Dans les années 1990, un précédent conflit entre Bakou et Erevan, gagné cette fois par l’Arménie, avait obligé des dizaines de milliers d’Azerbaïdjanais à fuir le Nagorny Karabakh. Chez eux, la victoire contre les séparatistes ravive des rêves de retour.

" Moi, je ne pense pas que toute la population reviendra ici, il fallait régler ces problèmes entre les deux gouvernements… il ne fallait vraiment pas de cette guerre ", estime Sergueï Astsarian, qui espère retrouver ses proches en Europe.

Après un rapide contrôle, l’estafette rouillée avance cahin-caha jusqu’à l’immense portail gris déployé au milieu du pont, un scanner à rayon X.

Sergueï Astsarian s’engage en direction du drapeau arménien, sans un regard derrière lui.

En remontant la route qu’il vient de prendre, par laquelle jusqu’à 100.000 personnes sont passées en une semaine selon Erevan le spectacle de désolation est saisissant.

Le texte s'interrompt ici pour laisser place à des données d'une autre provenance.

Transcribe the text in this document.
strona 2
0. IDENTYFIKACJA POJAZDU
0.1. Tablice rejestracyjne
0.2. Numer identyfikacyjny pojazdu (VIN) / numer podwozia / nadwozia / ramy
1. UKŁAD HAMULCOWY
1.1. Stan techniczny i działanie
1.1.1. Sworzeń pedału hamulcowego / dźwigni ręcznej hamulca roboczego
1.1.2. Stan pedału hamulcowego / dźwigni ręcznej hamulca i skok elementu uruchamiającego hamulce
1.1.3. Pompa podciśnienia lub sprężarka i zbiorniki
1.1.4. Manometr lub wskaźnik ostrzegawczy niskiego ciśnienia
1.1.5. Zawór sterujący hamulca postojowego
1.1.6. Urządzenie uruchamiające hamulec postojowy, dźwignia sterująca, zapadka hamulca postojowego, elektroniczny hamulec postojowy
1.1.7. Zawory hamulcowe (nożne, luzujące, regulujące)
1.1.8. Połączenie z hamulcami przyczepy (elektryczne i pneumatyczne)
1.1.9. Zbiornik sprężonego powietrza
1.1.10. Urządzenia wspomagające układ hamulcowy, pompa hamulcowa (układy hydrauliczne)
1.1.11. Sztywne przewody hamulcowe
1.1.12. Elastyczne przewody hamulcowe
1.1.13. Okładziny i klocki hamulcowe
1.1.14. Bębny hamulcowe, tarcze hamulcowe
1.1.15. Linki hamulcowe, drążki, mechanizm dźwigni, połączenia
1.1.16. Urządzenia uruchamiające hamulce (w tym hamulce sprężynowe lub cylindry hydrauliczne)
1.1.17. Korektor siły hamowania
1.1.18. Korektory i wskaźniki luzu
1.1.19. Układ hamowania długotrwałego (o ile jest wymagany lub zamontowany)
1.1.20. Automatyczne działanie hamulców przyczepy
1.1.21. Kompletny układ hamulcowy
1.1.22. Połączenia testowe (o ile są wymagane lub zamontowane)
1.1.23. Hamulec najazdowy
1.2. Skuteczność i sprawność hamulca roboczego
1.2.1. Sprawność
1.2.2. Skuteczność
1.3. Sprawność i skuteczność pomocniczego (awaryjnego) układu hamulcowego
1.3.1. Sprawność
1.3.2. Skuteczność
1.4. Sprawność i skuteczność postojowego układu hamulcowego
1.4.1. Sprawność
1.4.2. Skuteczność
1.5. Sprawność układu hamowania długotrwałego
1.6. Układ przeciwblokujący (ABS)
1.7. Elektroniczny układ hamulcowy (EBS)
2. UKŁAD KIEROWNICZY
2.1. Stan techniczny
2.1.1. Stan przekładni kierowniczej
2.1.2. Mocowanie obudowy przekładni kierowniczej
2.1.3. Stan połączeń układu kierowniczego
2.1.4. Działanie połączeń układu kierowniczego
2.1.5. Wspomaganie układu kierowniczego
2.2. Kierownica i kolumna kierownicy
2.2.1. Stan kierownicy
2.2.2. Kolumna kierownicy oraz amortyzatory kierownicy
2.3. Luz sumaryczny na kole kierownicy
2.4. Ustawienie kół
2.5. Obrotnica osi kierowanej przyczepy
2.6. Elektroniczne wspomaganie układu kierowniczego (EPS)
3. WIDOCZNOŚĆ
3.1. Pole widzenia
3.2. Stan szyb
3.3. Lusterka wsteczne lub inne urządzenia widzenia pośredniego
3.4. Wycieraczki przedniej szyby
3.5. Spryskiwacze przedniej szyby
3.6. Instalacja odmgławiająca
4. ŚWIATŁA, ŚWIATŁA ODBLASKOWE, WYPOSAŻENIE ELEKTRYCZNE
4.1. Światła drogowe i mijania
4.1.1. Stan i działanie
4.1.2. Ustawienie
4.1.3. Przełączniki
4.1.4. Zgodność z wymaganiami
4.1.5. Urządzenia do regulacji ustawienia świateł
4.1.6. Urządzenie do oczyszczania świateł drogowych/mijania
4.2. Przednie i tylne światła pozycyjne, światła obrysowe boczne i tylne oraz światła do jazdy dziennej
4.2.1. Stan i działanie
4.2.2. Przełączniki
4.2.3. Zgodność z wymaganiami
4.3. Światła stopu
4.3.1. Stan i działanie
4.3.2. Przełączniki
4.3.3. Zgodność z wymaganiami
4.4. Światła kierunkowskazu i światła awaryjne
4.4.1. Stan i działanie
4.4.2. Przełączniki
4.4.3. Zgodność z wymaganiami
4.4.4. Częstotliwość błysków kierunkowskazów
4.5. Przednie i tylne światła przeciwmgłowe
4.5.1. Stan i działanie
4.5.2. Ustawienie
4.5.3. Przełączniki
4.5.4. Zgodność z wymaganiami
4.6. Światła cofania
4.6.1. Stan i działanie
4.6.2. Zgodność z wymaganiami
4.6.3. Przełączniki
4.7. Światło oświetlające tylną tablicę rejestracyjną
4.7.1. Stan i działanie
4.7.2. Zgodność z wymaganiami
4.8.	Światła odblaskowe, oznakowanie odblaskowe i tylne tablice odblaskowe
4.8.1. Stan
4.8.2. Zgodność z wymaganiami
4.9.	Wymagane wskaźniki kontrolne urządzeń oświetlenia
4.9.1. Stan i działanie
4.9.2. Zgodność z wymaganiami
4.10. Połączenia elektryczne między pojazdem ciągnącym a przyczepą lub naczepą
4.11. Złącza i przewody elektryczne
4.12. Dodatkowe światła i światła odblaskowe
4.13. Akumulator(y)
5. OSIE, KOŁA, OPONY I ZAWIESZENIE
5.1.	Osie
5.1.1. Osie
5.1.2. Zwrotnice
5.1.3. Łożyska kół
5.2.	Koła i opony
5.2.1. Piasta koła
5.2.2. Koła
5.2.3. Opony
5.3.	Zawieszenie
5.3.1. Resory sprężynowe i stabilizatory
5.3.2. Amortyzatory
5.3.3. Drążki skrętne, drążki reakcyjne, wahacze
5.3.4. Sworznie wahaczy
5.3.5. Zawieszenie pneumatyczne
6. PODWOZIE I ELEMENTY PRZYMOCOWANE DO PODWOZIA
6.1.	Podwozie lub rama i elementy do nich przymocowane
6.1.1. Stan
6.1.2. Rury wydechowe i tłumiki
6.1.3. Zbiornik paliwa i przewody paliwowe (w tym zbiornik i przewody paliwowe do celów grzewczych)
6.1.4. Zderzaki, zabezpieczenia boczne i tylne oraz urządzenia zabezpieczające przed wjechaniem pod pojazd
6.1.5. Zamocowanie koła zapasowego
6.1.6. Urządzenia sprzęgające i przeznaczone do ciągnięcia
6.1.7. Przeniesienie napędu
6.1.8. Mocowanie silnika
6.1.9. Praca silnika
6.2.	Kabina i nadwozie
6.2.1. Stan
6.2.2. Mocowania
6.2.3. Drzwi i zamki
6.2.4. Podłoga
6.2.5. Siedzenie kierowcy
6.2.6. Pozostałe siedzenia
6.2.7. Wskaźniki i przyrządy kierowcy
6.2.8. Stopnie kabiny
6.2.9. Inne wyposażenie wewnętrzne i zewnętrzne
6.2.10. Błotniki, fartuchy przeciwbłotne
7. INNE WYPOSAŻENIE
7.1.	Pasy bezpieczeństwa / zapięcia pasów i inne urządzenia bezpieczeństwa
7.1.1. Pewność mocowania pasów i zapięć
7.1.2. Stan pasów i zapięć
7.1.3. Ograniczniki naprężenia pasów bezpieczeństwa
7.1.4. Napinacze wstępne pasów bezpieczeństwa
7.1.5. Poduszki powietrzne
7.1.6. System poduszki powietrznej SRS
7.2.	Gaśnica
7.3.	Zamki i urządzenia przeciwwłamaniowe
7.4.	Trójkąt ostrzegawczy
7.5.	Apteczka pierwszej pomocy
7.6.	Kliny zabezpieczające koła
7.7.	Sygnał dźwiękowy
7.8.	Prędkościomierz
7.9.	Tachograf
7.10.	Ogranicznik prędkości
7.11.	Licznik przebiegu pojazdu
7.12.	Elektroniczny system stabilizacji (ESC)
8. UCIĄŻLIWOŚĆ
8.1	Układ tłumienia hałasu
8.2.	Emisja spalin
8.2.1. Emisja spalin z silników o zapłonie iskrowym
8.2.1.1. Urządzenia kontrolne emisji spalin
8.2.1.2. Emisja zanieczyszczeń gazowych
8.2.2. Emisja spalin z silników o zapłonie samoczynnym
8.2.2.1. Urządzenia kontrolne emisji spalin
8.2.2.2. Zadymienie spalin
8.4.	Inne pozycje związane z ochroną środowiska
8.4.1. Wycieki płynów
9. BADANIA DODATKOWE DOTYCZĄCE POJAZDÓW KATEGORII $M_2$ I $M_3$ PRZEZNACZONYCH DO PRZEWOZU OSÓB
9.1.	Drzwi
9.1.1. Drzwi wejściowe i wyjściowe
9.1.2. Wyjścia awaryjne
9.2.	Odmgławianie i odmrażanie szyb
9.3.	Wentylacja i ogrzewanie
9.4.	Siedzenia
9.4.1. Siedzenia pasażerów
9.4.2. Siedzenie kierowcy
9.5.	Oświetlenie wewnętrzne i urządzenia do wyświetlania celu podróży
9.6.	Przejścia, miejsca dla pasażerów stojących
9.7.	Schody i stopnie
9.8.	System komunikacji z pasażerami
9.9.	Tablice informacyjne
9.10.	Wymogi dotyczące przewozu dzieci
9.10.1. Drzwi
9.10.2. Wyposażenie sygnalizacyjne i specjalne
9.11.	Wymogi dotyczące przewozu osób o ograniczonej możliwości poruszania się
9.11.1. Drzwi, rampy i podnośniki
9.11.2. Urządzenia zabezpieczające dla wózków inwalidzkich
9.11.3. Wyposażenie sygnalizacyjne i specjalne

Une Lada abandonnée, une poussette rose au milieu des ronces, une dînette pour enfants, un chapeau élégant, une baignoire, des vélos, des centaines de bouteilles, restes de repas et restes de toute une vie… sur cinq kilomètres, la montagne est jonchée d’objets abandonnés par les Arméniens pris dans les bouchons au moment de fuir.

Sur la route abrupte qui serpente dans les collines pointant en aiguilles vers le ciel, les points de contrôle des gardes-barrières russes se succèdent à chaque vallée. Aucun militaire azerbaïdjanais en vue, seulement la police et les forces de sécurité intérieure.

À Lissagorsk, un minibus jaune au coffre ouvert sur une montagne de valises et immatriculé en Arménie, fait une halte sous le drapeau de Moscou. Il est rempli d’une quinzaine de vieillards qui regardent la route plongée dans le brouillard par la vitre sale en attendant de poursuivre l’évacuation.

Ils refusent de dire d’où ils viennent ou de parler d’eux à la presse.

Très peu d’informations filtrent sur la situation à Stepanakert, que Bakou appelle Khankendi, désertée de sa population (55.000 habitants), après l’offensive éclair et victorieuse de Bakou et la capitulation des séparatistes le 20 septembre dernier.

Pour la première fois en 30 ans, une mission de l’ONU est arrivée dimanche dans l’enclave pour évaluer les besoins humanitaires sur place.

Les camions blancs du Comité international de la Croix-Rouge, rares humanitaires pouvant entrer et sortir de l’enclave, étaient aussi visibles sur la route de Latchine.

Le Comité dit se concentrer " sur les activités permettant de sauver des vies ", comme le transfert de blessés en Arménie ou l’acheminement de fournitures médicales.